VI. Il diritto debole
Tutto ciò che è solido si dissolve nell’aria.
Karl Marx, Friedrich Engels
Manifesto del partito comunista (1872) (traduzione non letterale)
1. La «grande trasformazione»
Il diritto costituzionale moderno sembra pericolosamente oscillare. Da un lato, il rischio di una cesura tra costituzione e politica, ovvero una progressiva impotenza della prima a limitare la seconda (come s’è visto al capitolo II), dall’altro, la frammentazione e moltiplicazione dei soggetti sovrani che operano ormai tanto in ambito nazionale, quanto e ancor più a livello sovranazionale (come s’è visto al capitolo III) rendono l’assetto dei poteri confuso e l’ordine costituzionale instabile. Ciononostante l’esigenza espressa dal moderno costituzionalismo di una limitazione dei «poteri selvaggi» non pare venir meno.
Sul piano dei diritti, invece, l’instabilità appare segnata da una perdita di forza normativa delle costituzioni, un affievolimento della loro capacità di assicurare che la garanzia dei diritti fondamentali sia inserita entro una prospettiva di emancipazione sociale e politica determinata, accompagnato da un accentuato ruolo della giurisprudenza nazionale e sovranazionale di tutela dei diritti fondamentali. Sono le Corti, più delle Carte, che vanno assumendo un ruolo centrale nella costruzione del sistema di protezione dei diritti, entro una prospettiva postmoderna di tutela indifferenziata e adespota (come s’è visto al capitolo IV). Eppure, anche sul fronte dei diritti, non può dirsi che siano venute meno le ragioni che sostengono il paradigma del costituzionalismo moderno. Il riconoscimento dei «diritti ai senza diritto», i limiti di una tutela generalizzata e senza qualità di ogni diritto per chiunque, scollegato dalle reali condizioni di vita dei soggetti sociali, fanno ritenere essenziale che si mantenga la forza non neutrale del giudizio costituzionale, inteso come strumento per fornire una legittimazione e un limite all’azione dei poteri (come s’è visto al capitolo V), dunque, entro una prospettiva classicamente moderna di costituzionalismo.

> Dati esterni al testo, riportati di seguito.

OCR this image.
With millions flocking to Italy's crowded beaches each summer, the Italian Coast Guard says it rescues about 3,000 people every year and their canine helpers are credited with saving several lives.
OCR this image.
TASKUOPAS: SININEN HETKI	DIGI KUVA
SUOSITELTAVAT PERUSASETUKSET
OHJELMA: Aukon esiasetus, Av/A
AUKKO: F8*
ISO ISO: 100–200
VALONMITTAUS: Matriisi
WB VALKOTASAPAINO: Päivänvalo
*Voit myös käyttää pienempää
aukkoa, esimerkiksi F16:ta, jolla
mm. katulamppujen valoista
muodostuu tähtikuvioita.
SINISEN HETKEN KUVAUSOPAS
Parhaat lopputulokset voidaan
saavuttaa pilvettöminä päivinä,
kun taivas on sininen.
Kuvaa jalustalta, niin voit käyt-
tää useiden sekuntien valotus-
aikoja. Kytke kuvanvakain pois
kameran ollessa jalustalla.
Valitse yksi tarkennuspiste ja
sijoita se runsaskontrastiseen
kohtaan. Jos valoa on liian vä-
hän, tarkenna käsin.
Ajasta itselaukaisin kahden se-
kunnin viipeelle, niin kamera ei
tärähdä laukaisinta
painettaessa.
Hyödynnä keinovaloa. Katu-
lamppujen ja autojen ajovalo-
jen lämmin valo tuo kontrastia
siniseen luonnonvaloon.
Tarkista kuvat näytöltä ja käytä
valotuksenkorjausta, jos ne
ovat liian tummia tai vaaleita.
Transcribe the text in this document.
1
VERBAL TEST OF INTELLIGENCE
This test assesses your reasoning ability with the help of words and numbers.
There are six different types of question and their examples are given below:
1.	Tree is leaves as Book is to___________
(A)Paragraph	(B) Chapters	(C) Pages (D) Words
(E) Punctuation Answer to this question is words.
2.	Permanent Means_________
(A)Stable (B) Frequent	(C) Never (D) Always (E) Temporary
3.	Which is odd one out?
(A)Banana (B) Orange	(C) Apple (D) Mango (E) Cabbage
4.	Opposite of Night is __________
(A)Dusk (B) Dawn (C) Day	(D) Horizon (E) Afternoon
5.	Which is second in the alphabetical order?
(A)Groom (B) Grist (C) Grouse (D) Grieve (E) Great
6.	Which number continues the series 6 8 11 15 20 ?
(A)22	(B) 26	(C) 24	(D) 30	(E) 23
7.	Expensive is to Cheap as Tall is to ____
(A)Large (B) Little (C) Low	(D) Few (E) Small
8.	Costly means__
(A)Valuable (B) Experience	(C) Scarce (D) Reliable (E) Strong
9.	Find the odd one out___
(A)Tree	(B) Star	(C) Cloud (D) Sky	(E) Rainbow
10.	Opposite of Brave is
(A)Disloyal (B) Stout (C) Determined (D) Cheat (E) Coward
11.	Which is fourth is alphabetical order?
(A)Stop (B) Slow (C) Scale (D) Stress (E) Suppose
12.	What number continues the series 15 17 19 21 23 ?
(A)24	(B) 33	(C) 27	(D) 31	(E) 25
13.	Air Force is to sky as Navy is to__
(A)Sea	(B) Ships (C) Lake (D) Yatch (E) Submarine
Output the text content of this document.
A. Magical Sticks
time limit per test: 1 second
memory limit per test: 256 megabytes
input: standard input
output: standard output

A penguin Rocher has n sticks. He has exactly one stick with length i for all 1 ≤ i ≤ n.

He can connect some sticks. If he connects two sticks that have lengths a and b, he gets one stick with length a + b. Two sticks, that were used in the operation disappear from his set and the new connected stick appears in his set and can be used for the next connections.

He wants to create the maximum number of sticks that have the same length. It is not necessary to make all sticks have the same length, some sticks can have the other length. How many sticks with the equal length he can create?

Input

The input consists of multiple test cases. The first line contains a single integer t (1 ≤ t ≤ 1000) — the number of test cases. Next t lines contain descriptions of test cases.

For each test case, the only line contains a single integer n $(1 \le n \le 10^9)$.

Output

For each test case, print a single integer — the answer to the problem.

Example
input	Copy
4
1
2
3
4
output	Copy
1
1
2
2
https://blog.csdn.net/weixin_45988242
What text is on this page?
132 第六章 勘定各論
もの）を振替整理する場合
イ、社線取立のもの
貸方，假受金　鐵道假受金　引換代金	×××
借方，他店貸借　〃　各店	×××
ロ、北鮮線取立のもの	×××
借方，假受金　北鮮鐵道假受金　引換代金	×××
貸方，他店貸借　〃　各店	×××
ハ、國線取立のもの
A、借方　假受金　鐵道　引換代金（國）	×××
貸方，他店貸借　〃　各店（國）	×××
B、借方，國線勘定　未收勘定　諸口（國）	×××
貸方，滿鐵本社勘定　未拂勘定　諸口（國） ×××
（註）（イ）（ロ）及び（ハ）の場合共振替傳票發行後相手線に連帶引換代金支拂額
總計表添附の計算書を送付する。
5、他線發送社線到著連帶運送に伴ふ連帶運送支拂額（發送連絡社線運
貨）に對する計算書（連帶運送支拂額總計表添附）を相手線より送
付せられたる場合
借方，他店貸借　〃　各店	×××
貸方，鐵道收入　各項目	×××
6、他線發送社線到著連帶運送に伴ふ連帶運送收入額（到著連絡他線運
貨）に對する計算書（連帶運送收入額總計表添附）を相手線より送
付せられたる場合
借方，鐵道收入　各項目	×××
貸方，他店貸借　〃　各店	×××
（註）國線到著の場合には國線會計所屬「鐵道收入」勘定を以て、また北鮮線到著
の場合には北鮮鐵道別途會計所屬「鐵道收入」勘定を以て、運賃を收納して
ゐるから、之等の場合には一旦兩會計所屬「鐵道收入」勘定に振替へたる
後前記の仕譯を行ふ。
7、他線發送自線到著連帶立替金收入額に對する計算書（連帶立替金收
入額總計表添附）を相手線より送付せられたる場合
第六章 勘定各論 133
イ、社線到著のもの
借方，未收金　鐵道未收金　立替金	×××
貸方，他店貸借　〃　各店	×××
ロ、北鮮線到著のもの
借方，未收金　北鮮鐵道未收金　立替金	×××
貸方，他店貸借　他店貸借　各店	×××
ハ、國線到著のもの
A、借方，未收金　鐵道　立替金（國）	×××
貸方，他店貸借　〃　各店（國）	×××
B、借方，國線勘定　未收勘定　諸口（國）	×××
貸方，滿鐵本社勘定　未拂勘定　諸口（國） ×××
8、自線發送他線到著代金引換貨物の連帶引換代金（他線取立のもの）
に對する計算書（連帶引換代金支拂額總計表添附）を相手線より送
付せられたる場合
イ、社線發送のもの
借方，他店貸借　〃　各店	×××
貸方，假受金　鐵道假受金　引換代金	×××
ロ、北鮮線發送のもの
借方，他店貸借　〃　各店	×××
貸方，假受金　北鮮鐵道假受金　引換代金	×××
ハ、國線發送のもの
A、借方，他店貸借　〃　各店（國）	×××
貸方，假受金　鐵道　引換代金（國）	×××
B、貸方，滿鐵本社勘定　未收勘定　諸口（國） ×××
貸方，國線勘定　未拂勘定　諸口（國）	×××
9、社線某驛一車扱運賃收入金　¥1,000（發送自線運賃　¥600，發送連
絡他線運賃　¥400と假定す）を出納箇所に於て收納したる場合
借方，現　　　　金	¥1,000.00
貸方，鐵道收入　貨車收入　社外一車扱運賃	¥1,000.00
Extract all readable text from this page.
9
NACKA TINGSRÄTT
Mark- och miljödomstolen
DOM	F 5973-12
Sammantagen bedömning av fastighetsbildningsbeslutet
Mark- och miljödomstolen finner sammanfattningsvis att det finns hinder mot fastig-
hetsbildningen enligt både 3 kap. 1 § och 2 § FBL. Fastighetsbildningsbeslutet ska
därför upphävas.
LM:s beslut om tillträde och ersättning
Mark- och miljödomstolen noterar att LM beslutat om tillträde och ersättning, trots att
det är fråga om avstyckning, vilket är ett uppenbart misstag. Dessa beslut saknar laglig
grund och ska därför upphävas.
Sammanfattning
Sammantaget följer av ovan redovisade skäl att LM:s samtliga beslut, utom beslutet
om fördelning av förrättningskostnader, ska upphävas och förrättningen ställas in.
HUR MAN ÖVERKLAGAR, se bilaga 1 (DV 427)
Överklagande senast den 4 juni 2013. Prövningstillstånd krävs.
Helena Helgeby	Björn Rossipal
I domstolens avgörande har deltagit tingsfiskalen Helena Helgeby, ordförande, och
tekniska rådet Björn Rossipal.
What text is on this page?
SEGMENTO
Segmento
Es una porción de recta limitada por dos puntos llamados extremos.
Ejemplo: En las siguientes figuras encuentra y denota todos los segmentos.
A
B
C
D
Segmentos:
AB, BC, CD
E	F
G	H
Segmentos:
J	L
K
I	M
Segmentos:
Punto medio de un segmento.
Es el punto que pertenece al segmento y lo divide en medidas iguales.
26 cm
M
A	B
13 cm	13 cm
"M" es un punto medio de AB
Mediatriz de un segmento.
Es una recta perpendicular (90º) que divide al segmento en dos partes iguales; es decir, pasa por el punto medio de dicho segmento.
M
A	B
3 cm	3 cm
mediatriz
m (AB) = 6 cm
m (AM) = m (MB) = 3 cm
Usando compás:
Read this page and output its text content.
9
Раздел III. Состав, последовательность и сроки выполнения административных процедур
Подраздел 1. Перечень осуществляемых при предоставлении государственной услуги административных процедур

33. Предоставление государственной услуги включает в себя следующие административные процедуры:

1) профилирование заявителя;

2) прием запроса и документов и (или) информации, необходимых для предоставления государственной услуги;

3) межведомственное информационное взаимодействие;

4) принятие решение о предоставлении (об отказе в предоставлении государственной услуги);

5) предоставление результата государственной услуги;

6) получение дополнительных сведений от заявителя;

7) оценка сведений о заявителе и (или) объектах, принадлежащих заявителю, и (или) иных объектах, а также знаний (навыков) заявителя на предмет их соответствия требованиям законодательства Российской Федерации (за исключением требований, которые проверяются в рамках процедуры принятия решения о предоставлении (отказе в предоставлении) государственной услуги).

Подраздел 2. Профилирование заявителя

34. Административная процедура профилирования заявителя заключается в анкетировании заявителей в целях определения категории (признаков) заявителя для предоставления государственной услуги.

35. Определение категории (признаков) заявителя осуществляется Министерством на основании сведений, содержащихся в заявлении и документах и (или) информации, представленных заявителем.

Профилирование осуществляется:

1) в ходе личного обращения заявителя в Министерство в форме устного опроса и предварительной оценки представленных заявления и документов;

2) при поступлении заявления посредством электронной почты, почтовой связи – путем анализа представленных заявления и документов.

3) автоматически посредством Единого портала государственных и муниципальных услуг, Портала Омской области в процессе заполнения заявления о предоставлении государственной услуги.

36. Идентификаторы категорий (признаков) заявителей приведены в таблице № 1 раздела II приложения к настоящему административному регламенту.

In questo complesso panorama quali sono i rischi per la sopravvivenza del costituzionalismo moderno?
Le pagine sin qui scritte hanno voluto far riflettere sulla costituzione e sul suo significato reale, poiché non interessa qui una ricerca sul significato che può astrattamente assegnarsi al concetto di costituzione, bensì quello effettivamente vigente e storicamente realizzabile: non il migliore concetto di costituzione immaginabile, dunque, ma quello concretamente possibile.
Proprio quest’impostazione realista induce a prospettare uno scenario caratterizzato da una «grande trasformazione». «Grande» perché segnerebbe il passaggio da una concezione moderna (per come c’è stata tramandata dall’epoca Moderna) a una concezione postmoderna di costituzione (per come si potrebbe profilare in epoca globale). Una trasformazione che – detto in estrema sintesi – potrebbe finire per incidere su ciò che deve essere considerato il proprium moderno delle costituzioni: la loro capacità ordinante; l’idoneità a porsi come atti normativi «superiori» (come s’è rilevato al capitolo I, § 2).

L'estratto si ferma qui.